Eski bildiklerimiz yenileniyor
Trump: “Duyduğuma göre bizim seçime karışmıyorsun.”
Putin: “Karışsam, ayıp olurdu.”
Dilimizde çok anlamlı bir atasözü var: Yedisinde neyse, yetmişinde o… Facebook ve diğer sosyal medya henüz 10 yaşında ama, “ne amaçla, nasıl bir iş modeliyle” kurulduysa, ona uygun davranmak zorunda. Yoksa, dükkanı kapatması lazım. Genetiği böyle. Aynı şey Cambridge Analytica için de doğru. Kuruluş ve işleyiş sistemi “öyle.” CA’nın işleri anlaşılalı bir yıl olmuştu. Bu bir yıldır, dünyayı izleyenler, CA ile Facebook’un flört öykülerini okudular, haber programlarında izlediler.

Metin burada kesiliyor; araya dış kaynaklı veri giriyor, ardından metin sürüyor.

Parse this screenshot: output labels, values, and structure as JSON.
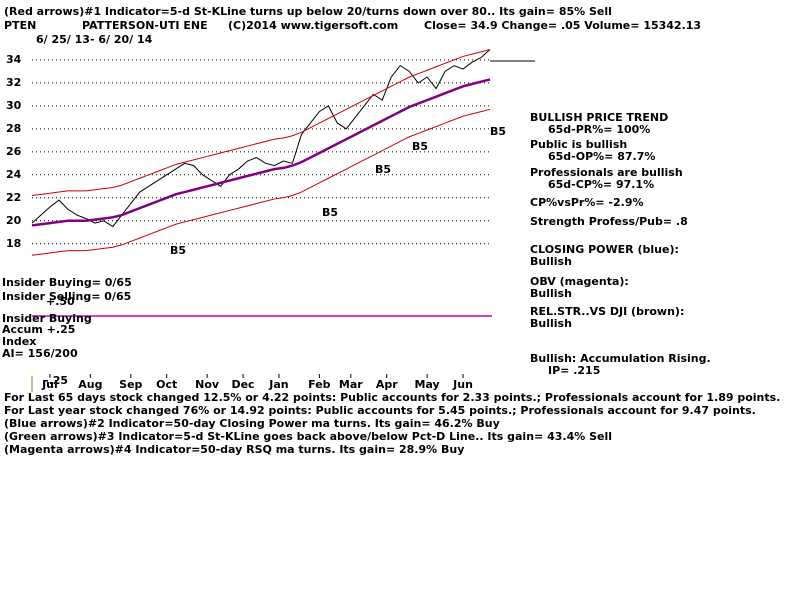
{
  "chart_data": {
    "type": "line",
    "annotations": [
      "(Red arrows)#1 Indicator=5-d St-KLine turns up below 20/turns down over 80.. Its gain= 85% Sell",
      "PTEN",
      "PATTERSON-UTI ENE",
      "(C)2014 www.tigersoft.com",
      "Close=  34.9  Change= .05 Volume= 15342.13",
      "6/ 25/ 13-  6/ 20/ 14",
      "BULLISH PRICE TREND",
      "65d-PR%= 100%",
      "Public is bullish",
      "65d-OP%= 87.7%",
      "Professionals are bullish",
      "65d-CP%= 97.1%",
      "CP%vsPr%= -2.9%",
      "Strength Profess/Pub= .8",
      "CLOSING POWER (blue):",
      "Bullish",
      "OBV (magenta):",
      "Bullish",
      "REL.STR..VS DJI (brown):",
      "Bullish",
      "Bullish: Accumulation Rising.",
      "IP=  .215",
      "Insider Buying= 0/65",
      "Insider Selling= 0/65",
      "Insider Buying",
      "Accum  +.25",
      "Index",
      "AI= 156/200",
      "+.50",
      "-.25",
      "B5",
      "B5",
      "B5",
      "B5",
      "B5",
      "For Last 65 days stock changed  12.5% or  4.22 points:  Public accounts for  2.33 points.;  Professionals account for  1.89 points.",
      "For Last year stock changed  76% or  14.92 points:  Public accounts for  5.45 points.;  Professionals account for  9.47 points.",
      "(Blue arrows)#2 Indicator=50-day Closing Power ma turns. Its gain= 46.2% Buy",
      "(Green arrows)#3 Indicator=5-d St-KLine goes back above/below Pct-D Line.. Its gain= 43.4% Sell",
      "(Magenta arrows)#4 Indicator=50-day RSQ ma turns. Its gain= 28.9% Buy"
    ],
    "x": [
      0,
      1,
      2,
      3,
      4,
      5,
      6,
      7,
      8,
      9,
      10,
      11,
      12,
      13,
      14,
      15,
      16,
      17,
      18,
      19,
      20,
      21,
      22,
      23,
      24,
      25,
      26,
      27,
      28,
      29,
      30,
      31,
      32,
      33,
      34,
      35,
      36,
      37,
      38,
      39,
      40,
      41,
      42,
      43,
      44,
      45,
      46,
      47,
      48,
      49,
      50,
      51
    ],
    "xlim": [
      0,
      51
    ],
    "xticks": [
      {
        "value": 2,
        "label": "Jul"
      },
      {
        "value": 6.5,
        "label": "Aug"
      },
      {
        "value": 11,
        "label": "Sep"
      },
      {
        "value": 15,
        "label": "Oct"
      },
      {
        "value": 19.5,
        "label": "Nov"
      },
      {
        "value": 23.5,
        "label": "Dec"
      },
      {
        "value": 27.5,
        "label": "Jan"
      },
      {
        "value": 32,
        "label": "Feb"
      },
      {
        "value": 35.5,
        "label": "Mar"
      },
      {
        "value": 39.5,
        "label": "Apr"
      },
      {
        "value": 44,
        "label": "May"
      },
      {
        "value": 48,
        "label": "Jun"
      }
    ],
    "ylim": [
      16.5,
      36.6
    ],
    "yticks": [
      18,
      20,
      22,
      24,
      26,
      28,
      30,
      32,
      34
    ],
    "grid": true,
    "series": [
      {
        "name": "Price",
        "color": "#000000",
        "values": [
          19.8,
          20.5,
          21.2,
          21.8,
          21.0,
          20.5,
          20.2,
          19.8,
          20.0,
          19.5,
          20.5,
          21.5,
          22.5,
          23.0,
          23.5,
          24.0,
          24.5,
          25.0,
          24.8,
          24.0,
          23.5,
          23.0,
          24.0,
          24.5,
          25.2,
          25.5,
          25.0,
          24.8,
          25.2,
          25.0,
          27.5,
          28.5,
          29.5,
          30.0,
          28.5,
          28.0,
          29.0,
          30.0,
          31.0,
          30.5,
          32.5,
          33.5,
          33.0,
          32.0,
          32.5,
          31.5,
          33.0,
          33.5,
          33.2,
          33.8,
          34.2,
          34.9
        ]
      },
      {
        "name": "MA",
        "color": "#800080",
        "values": [
          19.6,
          19.7,
          19.8,
          19.9,
          20.0,
          20.0,
          20.0,
          20.1,
          20.2,
          20.3,
          20.5,
          20.8,
          21.1,
          21.4,
          21.7,
          22.0,
          22.3,
          22.5,
          22.7,
          22.9,
          23.1,
          23.3,
          23.5,
          23.7,
          23.9,
          24.1,
          24.3,
          24.5,
          24.6,
          24.8,
          25.1,
          25.5,
          25.9,
          26.3,
          26.7,
          27.1,
          27.5,
          27.9,
          28.3,
          28.7,
          29.1,
          29.5,
          29.9,
          30.2,
          30.5,
          30.8,
          31.1,
          31.4,
          31.7,
          31.9,
          32.1,
          32.3
        ]
      },
      {
        "name": "Upper",
        "color": "#cc0000",
        "values": [
          22.2,
          22.3,
          22.4,
          22.5,
          22.6,
          22.6,
          22.6,
          22.7,
          22.8,
          22.9,
          23.1,
          23.4,
          23.7,
          24.0,
          24.3,
          24.6,
          24.9,
          25.1,
          25.3,
          25.5,
          25.7,
          25.9,
          26.1,
          26.3,
          26.5,
          26.7,
          26.9,
          27.1,
          27.2,
          27.4,
          27.7,
          28.1,
          28.5,
          28.9,
          29.3,
          29.7,
          30.1,
          30.5,
          30.9,
          31.3,
          31.7,
          32.1,
          32.5,
          32.8,
          33.1,
          33.4,
          33.7,
          34.0,
          34.3,
          34.5,
          34.7,
          34.9
        ]
      },
      {
        "name": "Lower",
        "color": "#cc0000",
        "values": [
          17.0,
          17.1,
          17.2,
          17.3,
          17.4,
          17.4,
          17.4,
          17.5,
          17.6,
          17.7,
          17.9,
          18.2,
          18.5,
          18.8,
          19.1,
          19.4,
          19.7,
          19.9,
          20.1,
          20.3,
          20.5,
          20.7,
          20.9,
          21.1,
          21.3,
          21.5,
          21.7,
          21.9,
          22.0,
          22.2,
          22.5,
          22.9,
          23.3,
          23.7,
          24.1,
          24.5,
          24.9,
          25.3,
          25.7,
          26.1,
          26.5,
          26.9,
          27.3,
          27.6,
          27.9,
          28.2,
          28.5,
          28.8,
          29.1,
          29.3,
          29.5,
          29.7
        ]
      }
    ]
  }
}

Taa geçen yıl Ağustos ayında, Trump’ın seçim kampanyasının dijital kısmını yöneten Theresa Hong, BBC muhabirine, “Facebook olmasaydı, seçimi kazanamazdık” demişti. Bayan Hong’un konuştuğu yer, Texas eyaletinin San Antonio kentinde, sıradan bir iş merkezinde bomboş bir oda. Yerde sadece mavi döşeme var. Oda boş, çünkü taşınıp gitmişler. Burası, Trump seçilene kadar, 220 milyon Amerikalının Facebook hesaplarını inceleyen CA veri analiz şirketi elemanlarının çalıştığı yer. Trump seçilmiş, onların işi bitmiş. Bayan Hong, bu boş odayı ilk kez BBC’e gösteriyor. BBC de dünyaya.

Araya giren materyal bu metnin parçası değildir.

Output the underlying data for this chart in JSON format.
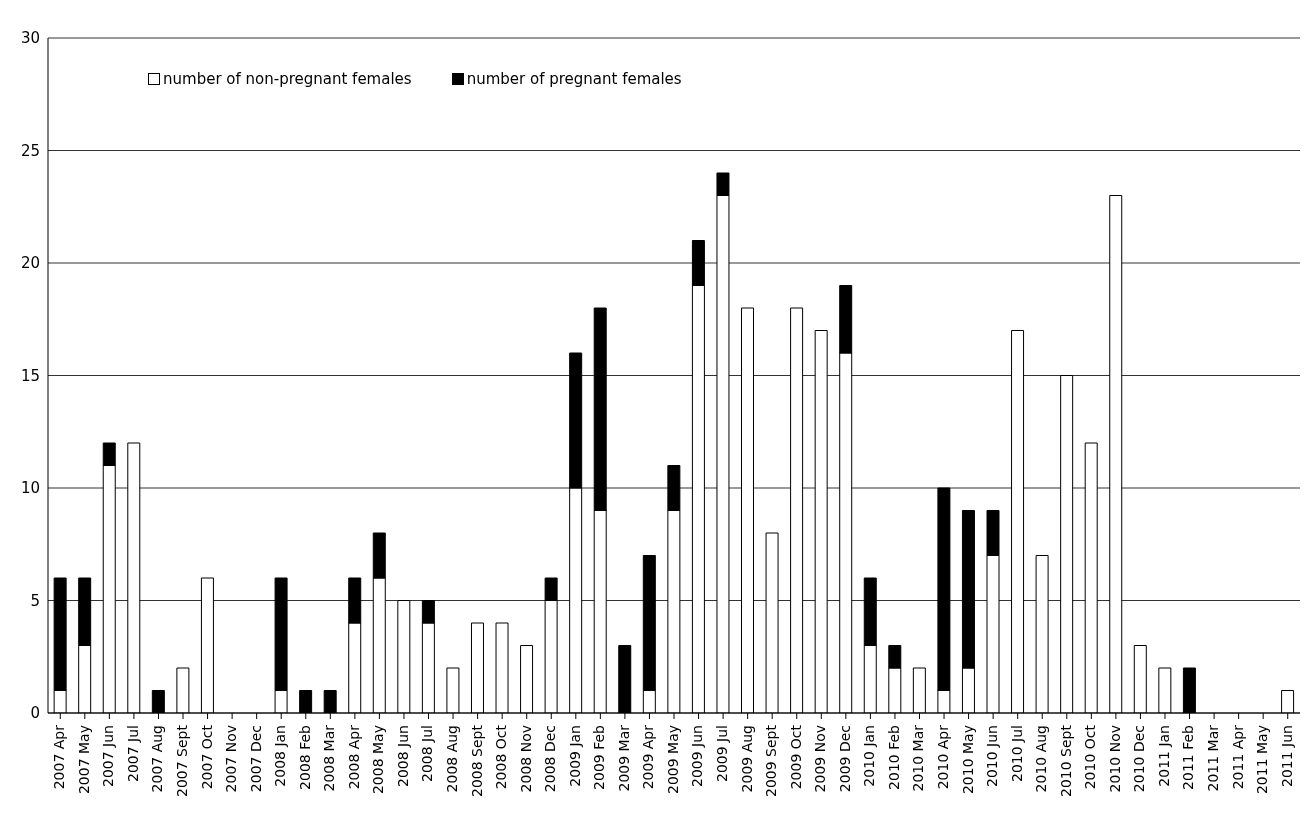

Trump’ın seçilmesini İkinci Seçmen Kurulu’nda kazandığı oylar sağlamıştı. ABD’de bizdeki gibi nispi temsil sistemi olsaydı, Trump’tan 3 milyon kadar fazla oy alan Clinton seçilirdi. Ama orada sistem farklı. Trump, başarısını kendisine olduğu kadar, “ihtiyaç duyduğu” İkinci Seçmen oylarını kazandıran bir stratejiye de borçlu. Bu stratejinin nasıl kurulduğu, 2017 Mart ayında Batı gazetelerinde ilk kez açıklanmıştı: CA, Trump için Facebook üzerinden çalışmıştı. CA web sitesine şunlar yazıyordu: “220 milyon Amerikalı için 100 değişken üzerinden 5 bin veri noktası topluyoruz. Bu bilgiyi, hedef kitlenin davranış eğilimleri açısından inceliyoruz. Davranışlarını tahmin etmeye çalışıyoruz.”
Veri analiz yöntemleri, Obama’nın 2006-07 kampanyasından 2016’ya, daha da ileriye yürüdü. Obama seçmene, o tarihte henüz yeni sayılan Facebook ve Twitter’dan ulaşırken, Trump ise, Facebook hesaplarından kişilik profili hesaplayan, daha da yenilikçi analiz yöntemleri kullanan CA ile “adeta” tek tek her seçmene, kişisel düzeyde ulaştı.
BBC’nin birer saatlik iki bölümlük belgeselinde Bayan Hong, “Facebook’a, bu çalışmadaki katkısı için 85 milyon dolar ödedik” diyor. Dijital kampanya “nokta atış” stratejisine göre planlanmış. Böylece, aynı reklam yüzlerce farklı şekle sokulmuş: Birbirini andıran, ama benzemeyen… Bayan Hong, 30-40 bin farklı reklamdan söz ediyor.
Bu yıl yapılan yeni bir hesaplama şunu iddia ediyor: Rus bağlantılı (?) manipülasyonla Facebook’ta 126 milyon görüntü ve 760 milyonu aşkın haber tıklanmış. Bu, ABD’de yetişkin her vatandaş için, kişi başına 3 haber ediyor. Twitter görüntüleri 288 milyon olarak ölçülmüş.
Trump’ın dijital kampanyasının, medyanın dikkatini çekmeyecek bir taşra kentinde, kimliksiz bir binadan yürütülmesi boşuna değil. ABD’de tanınmış siyasi anket uzmanı Frank Luntz’un, 2016’da kampanya sırasındaki değerlendirmesi ibretlik: “ABD’de artık, seçimler hakkında CA dışında uzman kalmamıştır. Onlar, Trump’ın dijital ekibi. Ve ona seçimi nasıl kazandıracaklarını biliyorlar.”